Nom[modifier | modifier le code]

Son nom est un dérivé du latin lux (lumière). Elle est également appelée Luce. Jacques de Voragine situe sa fête, dans La Légende dorée, juste avant celle de saint Thomas, soit à peu de choses près lors du solstice d'hiver. D'où le dicton disant qu'« à la sainte Luce, les jours croissent du saut d'une puce ». D'où aussi les nombreuses fêtes de la lumière auxquelles elle est associée en Europe du Nord, notamment en Scandinavie (et particulièrement en Suède). L'explication du dicton est assez simple, bien qu'il paraisse faux à première vue. Il est probable que la raison provienne du passage du calendrier julien au grégorien qui eut lieu en France le 9 décembre 1582. Le 13 décembre dans le julien correspond à notre époque au 26 décembre, date à laquelle la durée du jour commence à augmenter effectivement. Elle représente pour certains la sainte Lumière qui protège la vue comme les yeux.

Histoire[modifier | modifier le code]

Martyr : gorge tranchée (Chroniques de Nuremberg).

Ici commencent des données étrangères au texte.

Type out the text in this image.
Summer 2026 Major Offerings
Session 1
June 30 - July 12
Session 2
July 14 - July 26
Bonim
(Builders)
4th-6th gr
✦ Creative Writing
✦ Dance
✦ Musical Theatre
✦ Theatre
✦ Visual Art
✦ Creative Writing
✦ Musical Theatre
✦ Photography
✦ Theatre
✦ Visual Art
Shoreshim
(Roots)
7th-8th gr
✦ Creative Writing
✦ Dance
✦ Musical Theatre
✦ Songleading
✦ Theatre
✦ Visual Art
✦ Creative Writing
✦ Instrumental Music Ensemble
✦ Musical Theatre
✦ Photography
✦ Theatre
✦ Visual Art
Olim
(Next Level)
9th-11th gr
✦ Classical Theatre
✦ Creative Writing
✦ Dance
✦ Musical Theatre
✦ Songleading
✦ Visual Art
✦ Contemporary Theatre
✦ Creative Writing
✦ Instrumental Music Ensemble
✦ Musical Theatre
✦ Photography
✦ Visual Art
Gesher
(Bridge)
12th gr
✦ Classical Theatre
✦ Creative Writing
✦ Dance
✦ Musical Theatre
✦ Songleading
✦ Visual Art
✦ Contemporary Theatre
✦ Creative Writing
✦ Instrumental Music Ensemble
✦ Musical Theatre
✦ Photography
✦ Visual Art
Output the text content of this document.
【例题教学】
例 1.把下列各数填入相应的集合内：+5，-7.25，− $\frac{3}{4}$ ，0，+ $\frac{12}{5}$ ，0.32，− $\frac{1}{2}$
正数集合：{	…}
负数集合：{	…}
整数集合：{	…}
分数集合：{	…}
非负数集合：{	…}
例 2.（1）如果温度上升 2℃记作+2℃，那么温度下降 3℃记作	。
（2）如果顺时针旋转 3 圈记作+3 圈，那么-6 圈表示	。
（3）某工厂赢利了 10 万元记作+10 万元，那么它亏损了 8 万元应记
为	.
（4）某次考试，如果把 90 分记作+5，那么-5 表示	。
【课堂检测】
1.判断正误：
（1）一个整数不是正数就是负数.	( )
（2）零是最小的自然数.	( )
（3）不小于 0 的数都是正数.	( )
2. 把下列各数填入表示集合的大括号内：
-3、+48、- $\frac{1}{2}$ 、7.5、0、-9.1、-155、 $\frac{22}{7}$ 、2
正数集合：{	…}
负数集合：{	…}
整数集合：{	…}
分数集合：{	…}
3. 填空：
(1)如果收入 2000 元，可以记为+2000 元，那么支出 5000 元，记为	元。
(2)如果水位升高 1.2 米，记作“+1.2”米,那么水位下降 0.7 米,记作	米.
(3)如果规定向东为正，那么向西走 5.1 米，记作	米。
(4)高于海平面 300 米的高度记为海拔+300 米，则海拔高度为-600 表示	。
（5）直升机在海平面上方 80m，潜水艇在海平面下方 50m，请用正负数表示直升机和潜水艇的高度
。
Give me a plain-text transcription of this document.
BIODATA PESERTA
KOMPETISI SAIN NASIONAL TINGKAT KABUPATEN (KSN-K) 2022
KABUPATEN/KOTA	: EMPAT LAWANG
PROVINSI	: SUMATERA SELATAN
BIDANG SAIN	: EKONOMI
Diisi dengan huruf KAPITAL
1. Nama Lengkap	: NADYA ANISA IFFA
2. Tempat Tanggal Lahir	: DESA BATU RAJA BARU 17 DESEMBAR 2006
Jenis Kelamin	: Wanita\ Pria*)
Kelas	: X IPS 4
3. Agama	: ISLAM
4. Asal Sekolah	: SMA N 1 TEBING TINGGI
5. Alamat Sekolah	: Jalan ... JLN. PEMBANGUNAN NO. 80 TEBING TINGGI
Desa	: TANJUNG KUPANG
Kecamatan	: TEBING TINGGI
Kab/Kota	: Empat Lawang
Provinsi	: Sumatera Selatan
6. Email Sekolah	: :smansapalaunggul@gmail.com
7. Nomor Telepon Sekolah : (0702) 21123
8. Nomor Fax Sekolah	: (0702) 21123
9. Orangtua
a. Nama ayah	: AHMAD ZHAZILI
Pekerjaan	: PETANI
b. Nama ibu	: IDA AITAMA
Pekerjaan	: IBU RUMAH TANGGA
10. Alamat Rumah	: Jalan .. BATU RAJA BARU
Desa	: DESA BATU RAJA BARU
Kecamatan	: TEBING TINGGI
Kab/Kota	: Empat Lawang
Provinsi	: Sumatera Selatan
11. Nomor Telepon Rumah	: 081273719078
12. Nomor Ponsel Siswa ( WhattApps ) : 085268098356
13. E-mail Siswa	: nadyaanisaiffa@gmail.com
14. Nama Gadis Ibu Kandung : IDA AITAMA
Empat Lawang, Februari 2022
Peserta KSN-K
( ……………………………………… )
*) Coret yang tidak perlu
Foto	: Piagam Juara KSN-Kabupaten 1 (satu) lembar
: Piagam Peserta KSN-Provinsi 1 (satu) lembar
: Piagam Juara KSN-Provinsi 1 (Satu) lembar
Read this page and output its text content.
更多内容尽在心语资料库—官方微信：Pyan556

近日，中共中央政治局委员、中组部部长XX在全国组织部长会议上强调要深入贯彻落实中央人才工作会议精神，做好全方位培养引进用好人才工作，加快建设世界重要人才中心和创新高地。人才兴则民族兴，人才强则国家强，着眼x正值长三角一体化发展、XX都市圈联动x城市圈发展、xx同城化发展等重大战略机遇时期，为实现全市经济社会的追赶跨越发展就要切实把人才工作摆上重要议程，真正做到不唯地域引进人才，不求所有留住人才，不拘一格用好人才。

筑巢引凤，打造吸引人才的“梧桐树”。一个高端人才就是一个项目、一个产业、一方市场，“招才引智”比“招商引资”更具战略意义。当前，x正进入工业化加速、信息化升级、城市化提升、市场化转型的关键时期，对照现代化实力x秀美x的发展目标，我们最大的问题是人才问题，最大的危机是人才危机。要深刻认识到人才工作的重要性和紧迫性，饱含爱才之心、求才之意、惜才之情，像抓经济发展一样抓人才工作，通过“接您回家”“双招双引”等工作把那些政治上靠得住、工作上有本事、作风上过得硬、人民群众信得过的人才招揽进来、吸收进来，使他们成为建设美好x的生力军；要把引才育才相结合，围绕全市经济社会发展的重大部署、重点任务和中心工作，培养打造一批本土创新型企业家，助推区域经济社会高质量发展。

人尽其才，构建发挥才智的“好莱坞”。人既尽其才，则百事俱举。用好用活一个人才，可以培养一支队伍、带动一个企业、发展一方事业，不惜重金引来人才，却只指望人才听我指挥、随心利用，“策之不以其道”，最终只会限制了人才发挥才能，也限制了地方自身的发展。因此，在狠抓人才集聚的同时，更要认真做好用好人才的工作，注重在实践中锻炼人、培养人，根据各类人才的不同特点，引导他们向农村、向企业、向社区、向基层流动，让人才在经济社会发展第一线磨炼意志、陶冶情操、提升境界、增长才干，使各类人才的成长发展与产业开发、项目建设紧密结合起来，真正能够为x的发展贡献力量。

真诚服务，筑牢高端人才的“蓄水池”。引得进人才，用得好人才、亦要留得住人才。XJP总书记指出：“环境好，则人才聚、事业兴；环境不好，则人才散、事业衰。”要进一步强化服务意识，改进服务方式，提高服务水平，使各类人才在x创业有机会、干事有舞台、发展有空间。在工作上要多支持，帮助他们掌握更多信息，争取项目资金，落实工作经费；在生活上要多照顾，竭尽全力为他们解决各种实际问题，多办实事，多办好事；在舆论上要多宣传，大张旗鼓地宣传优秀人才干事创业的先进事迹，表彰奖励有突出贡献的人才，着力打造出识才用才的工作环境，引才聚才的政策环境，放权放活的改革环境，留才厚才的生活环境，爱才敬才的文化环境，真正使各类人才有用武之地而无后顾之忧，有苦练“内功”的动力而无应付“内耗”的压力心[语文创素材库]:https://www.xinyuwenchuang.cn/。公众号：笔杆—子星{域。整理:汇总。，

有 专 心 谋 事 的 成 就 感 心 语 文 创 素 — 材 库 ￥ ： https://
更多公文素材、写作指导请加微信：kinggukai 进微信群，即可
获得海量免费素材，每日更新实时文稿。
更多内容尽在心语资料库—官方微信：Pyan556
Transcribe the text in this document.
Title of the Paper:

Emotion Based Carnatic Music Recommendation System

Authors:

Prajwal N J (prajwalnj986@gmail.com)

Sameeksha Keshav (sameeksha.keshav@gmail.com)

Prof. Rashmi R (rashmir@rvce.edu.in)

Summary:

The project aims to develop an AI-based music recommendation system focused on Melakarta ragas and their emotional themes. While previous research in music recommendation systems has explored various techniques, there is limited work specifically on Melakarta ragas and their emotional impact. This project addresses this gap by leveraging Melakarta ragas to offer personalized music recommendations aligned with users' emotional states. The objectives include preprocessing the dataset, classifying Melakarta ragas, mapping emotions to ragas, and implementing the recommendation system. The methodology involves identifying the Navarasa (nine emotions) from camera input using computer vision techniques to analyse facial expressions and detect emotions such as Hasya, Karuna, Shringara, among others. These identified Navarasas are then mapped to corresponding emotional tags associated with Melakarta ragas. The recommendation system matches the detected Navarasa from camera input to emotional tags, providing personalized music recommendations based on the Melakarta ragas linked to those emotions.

Les sources officielles reconnues par l'Église concernant sa vie sont par excellence le Bréviaire et le Martyrologe romain. Le récit de son existence est pour l'essentiel compilé à partir des sources anciennes dans La Légende dorée, de Jacques de Voragine[1]. Les Bollandistes, Dom Ruinart, Baillet, Tillemont, Fleury, Alban Butler traduit par l'abbé Godescard, Mesengui et Gouget, Les Vies des saints d'après le Missel et le Martyrologe romain, publiées avec approbation (1857) de Mgr Pie, évêque de Poitiers, donnent également le récit de la vie et du martyre de sainte Lucie.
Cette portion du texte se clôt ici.